Getting through Kochi was a slow process, i made poor time and saddle sore was setting in but eventually i found my way mainly thanks to the map that had been given to me and my lunch stop. At about 6pm i hit the town of Susaki and decided after my successful night in a train station the night before i would check this one out. It was very nice indeed but too nice, it was staffed and they locked it up after the last train but i got them to fill up my water bottles and headed off to the next train station. I found a little train shelter overlooking the ocean, it was a perfect spot with million dollar views. I debated whether to set my tent up but as the weather was good i decided to sleep in the shelter despite being in full view of the railway line.
I had diner got organised but my paranoid tsunami thoughts were given a real test when a world war two type warning siren went off, i kept a close eye on the sea, worked out some high ground i would run to and what was going on in the nearby town. Nothing seemed to be stirring but it left me a little nervous. Yet again i had a good night sleep mostly undisturbed, the homeless life isn’t so bad. 
On to the next island
29/04/2011: Awa railway station to Seiki 103.06km


I woke up to the most amazing view imaginable, the sun was rising out of the ocean turning the cove and sky into a fiery colour you see in holiday broachers, it was too good to take a picture of, in fact it was so beautiful i turned over and slept another 20minutes but i was out of the sleeping bag before the first train came. I had breakfast at the nearest convenience store (there is a number, Family Mart, 7/11, SunKus and my personal favourite Lawsons) where i also made use of the impeccable toilet which has more gadgets than a Formula 1 car.

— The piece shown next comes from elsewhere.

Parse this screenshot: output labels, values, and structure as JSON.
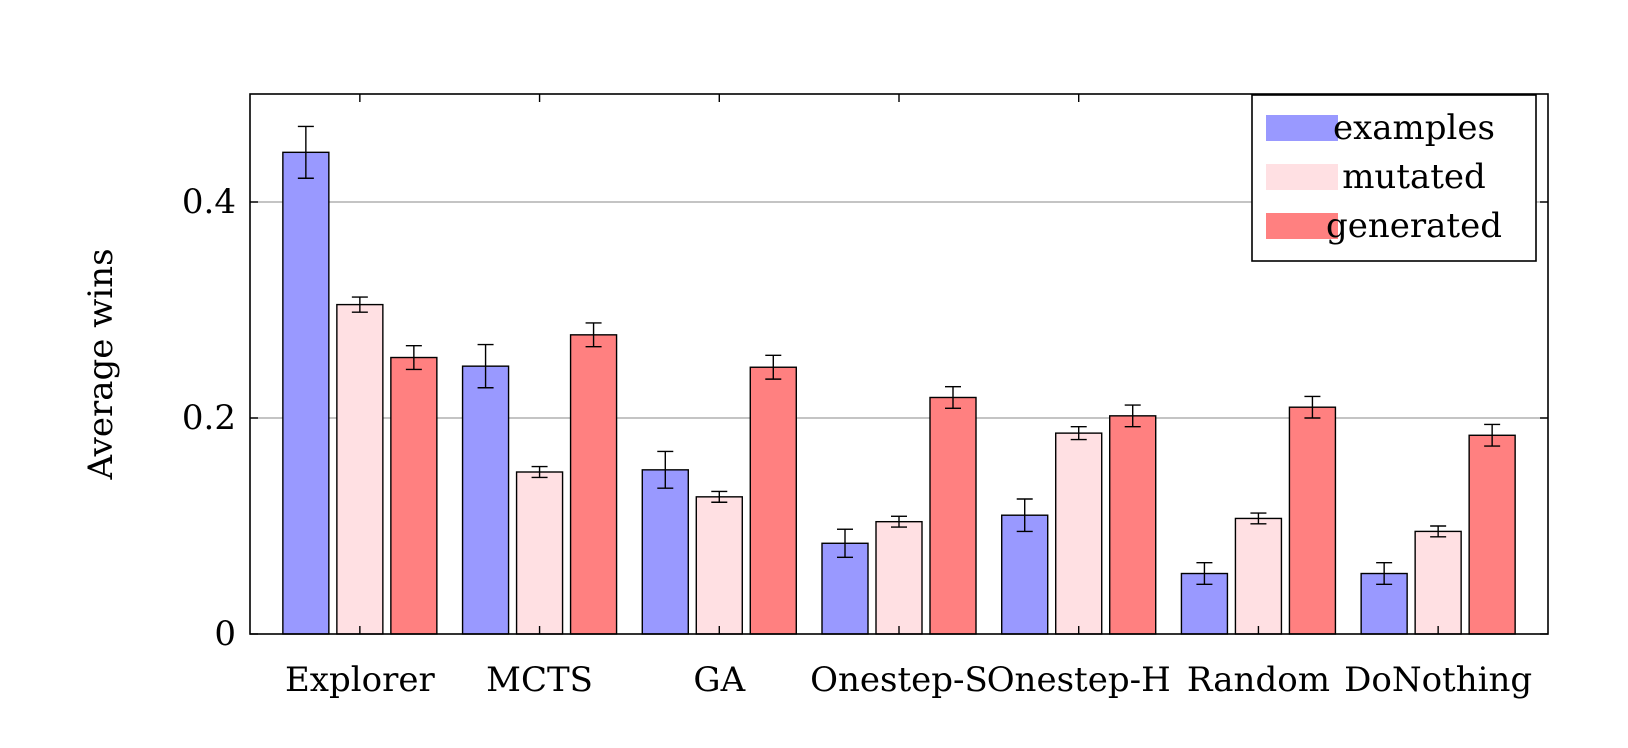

I was on my way but my saddle sore from yesterday was still biting a bit and my body was feeling tired, i guess sleeping on a bench isn’t the most restful night’s sleep in the world. I didn’t have as far as i first thought to get to Sukumo where i would get the ferry across to the next island where in Seiki i would meet Russell.
I made it to Sukumo just after lunch where after a quick game of match up the Japanese letterings i found the ferry i needed. I was in perfect time as i had just enough time to casually buy a ticket and stroll onto the ferry and organise a few things for the 3 hour journey. The ferry wasn’t busy and i found a room all to myself, i laid on the floor and felt my body cease up, this little break was much needed and it gave my saddle sore which had come numb a chance to recover.
In Seiki had a little look round, mainly for a place to sleep, i found a great place to put a tent just at the end of the ferry dock car park where i cook dinner and observed a few strange goings on one of which included an hysterical argument which after a 5 minute walk turned them into a happy couple, funny old world. I was to bed later than normal but i had no rush to be up in the morning as Russell’s train wasn’t due till 12pm.